Grid Modernization: Seamless Integration of Protection, Optimization and Control

The objectives of smart grid and grid modernization are to increase automation and seamlessly integrate data, models, protection, optimization and control of the power grid. This effort is affected by technological advances. One such technology is the numerical relay which has increased its domination to the point that today has almost completely displaced electromechanical and solid state relays and the most recent technology of merging units that has separated the data acquisition function from protective relays and SCADA systems. The capabilities of the numerical relays are not fully utilized today, specifically, by and large, they simply mimic the logics that were developed for the electromechanical relays but with much more flexibility. Recent developments towards substation automation are utilizing the numerical relays for SCADA, communications and in general an integrated system for protection and control. These approaches indicate the recognition that numerical relays offer much more than simply mimicking protection functions of the past.
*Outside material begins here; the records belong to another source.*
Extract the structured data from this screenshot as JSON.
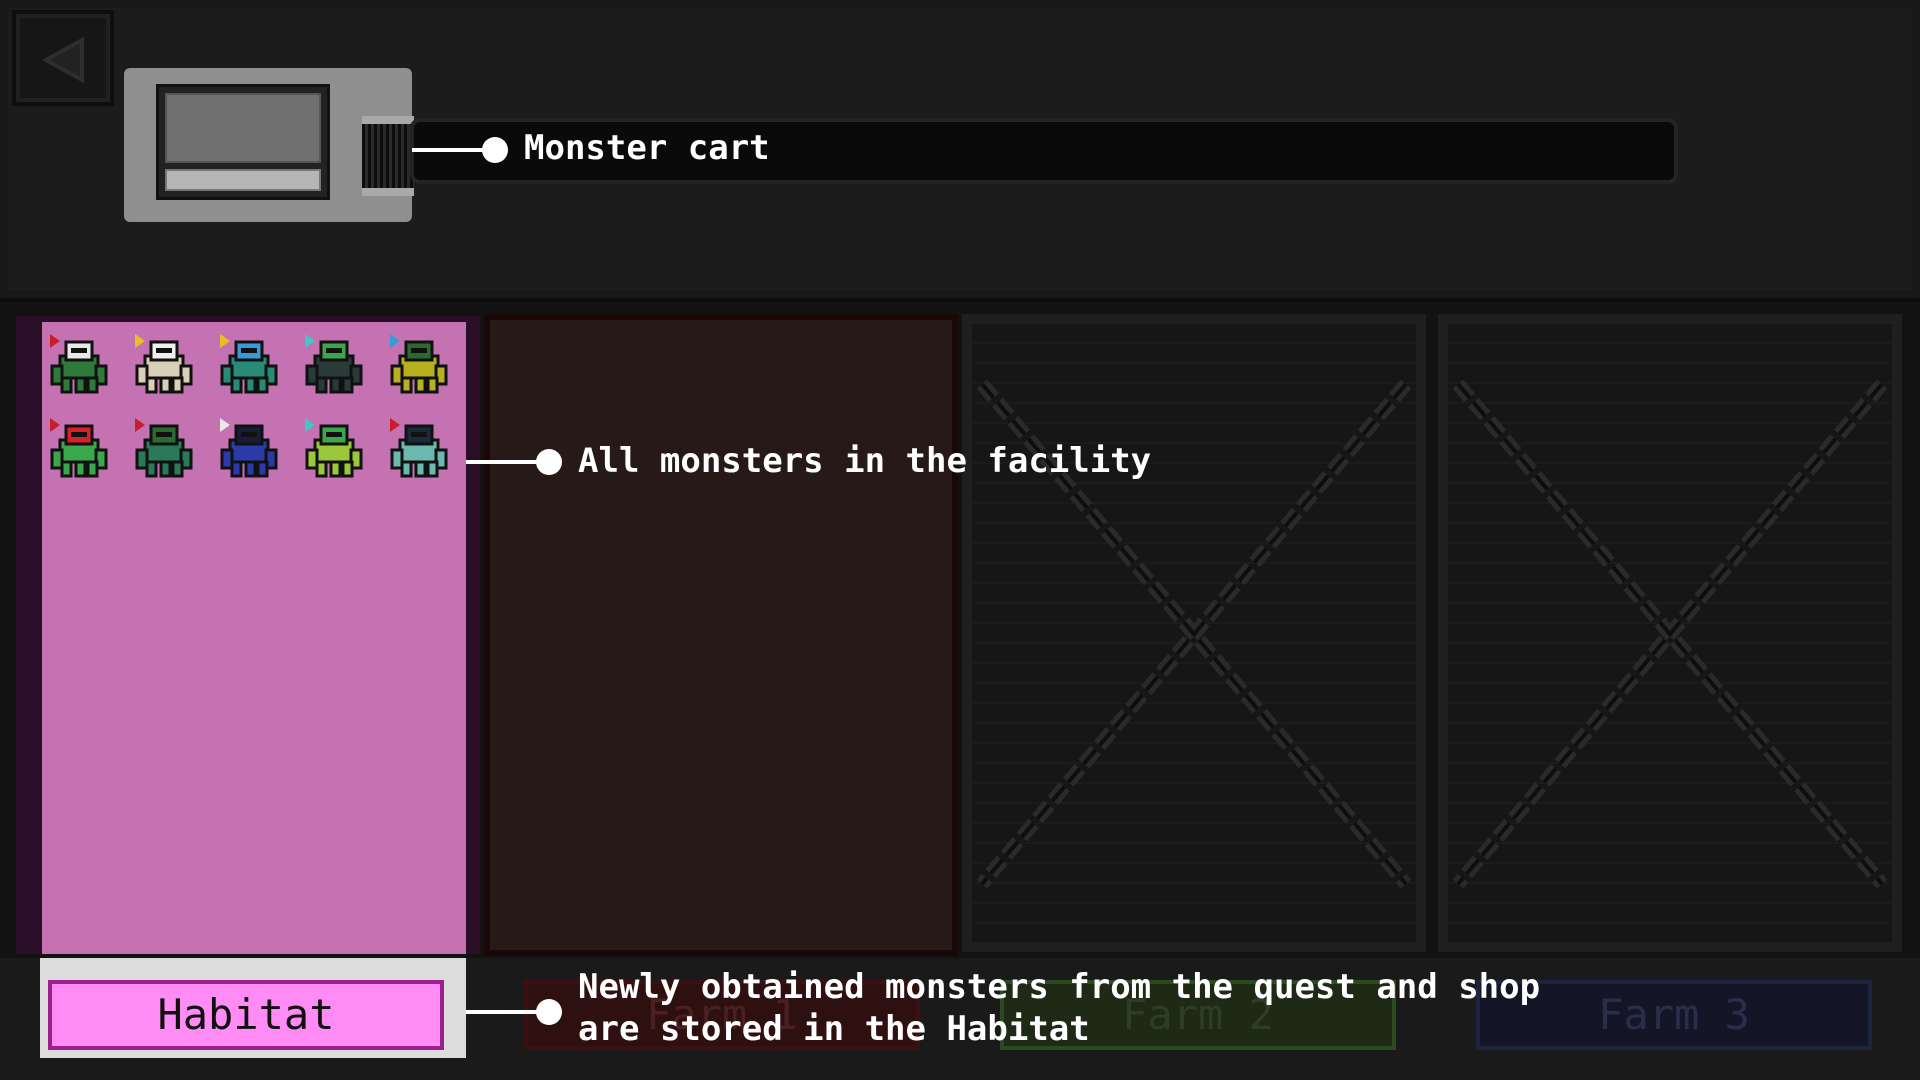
{
  "top": {
    "back_icon": "back-arrow-icon",
    "cart_label": "Monster cart"
  },
  "callouts": {
    "all_monsters": "All monsters in the facility",
    "habitat_line1": "Newly obtained monsters from the quest and shop",
    "habitat_line2": "are stored in the Habitat"
  },
  "tabs": [
    {
      "label": "Habitat",
      "state": "selected"
    },
    {
      "label": "Farm 1",
      "state": "available"
    },
    {
      "label": "Farm 2",
      "state": "locked"
    },
    {
      "label": "Farm 3",
      "state": "locked"
    }
  ],
  "monsters": [
    {
      "name": "monster-1",
      "body": "#2f7a3a",
      "head": "#e8e8e8",
      "flag": "#c81e2a"
    },
    {
      "name": "monster-2",
      "body": "#d8d0b8",
      "head": "#f0f0f0",
      "flag": "#e8c020"
    },
    {
      "name": "monster-3",
      "body": "#2a8a78",
      "head": "#3a9ad8",
      "flag": "#e8c020"
    },
    {
      "name": "monster-4",
      "body": "#2a3a38",
      "head": "#3aa84a",
      "flag": "#3ac8c8"
    },
    {
      "name": "monster-5",
      "body": "#b8b020",
      "head": "#2a6a30",
      "flag": "#3a9ad8"
    },
    {
      "name": "monster-6",
      "body": "#3aa84a",
      "head": "#d8202a",
      "flag": "#c81e2a"
    },
    {
      "name": "monster-7",
      "body": "#2a7a5a",
      "head": "#2a6a30",
      "flag": "#c81e2a"
    },
    {
      "name": "monster-8",
      "body": "#2a3aa8",
      "head": "#1a1a3a",
      "flag": "#e8e8e8"
    },
    {
      "name": "monster-9",
      "body": "#9ac83a",
      "head": "#3aa84a",
      "flag": "#3ac8c8"
    },
    {
      "name": "monster-10",
      "body": "#6ab8b0",
      "head": "#1a2a3a",
      "flag": "#c81e2a"
    }
  ],
  "colors": {
    "habitat_panel": "#c472b1",
    "habitat_tab": "#ff8cf5",
    "farm1_panel": "#261918",
    "locked_panel": "#161616"
  }
}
They also offer the ability to form the basic infrastructure towards a fully automated power system, the subject of this paper. In previous work, we presented a new protection scheme that is a generalization of differential protection. The approach is based on dynamic state estimation. Specifically, the protection scheme is based on continuously monitoring terminal voltages and currents of the component and other possible quantities such as tap setting, temperature, etc. as appropriate for the component under protection. The monitored data are utilized in a dynamic state estimation that continuously provides the dynamic state of the component. The dynamic state is then used to determine the health of the component. Tripping or no tripping is decided on the basis of the health of the component. The present paper takes the above concept one step further. Using the dynamic state estimation of a protection zone as the basic te- hnology, it builds an integrated automation system that performs the protection functions, validates models, transmits the models to the control center, integrates monitoring and control, enables optimization and provides automated disturbance playback capabilities. The system provides the infrastructure and real time models for any application along the spatial extend of the power system.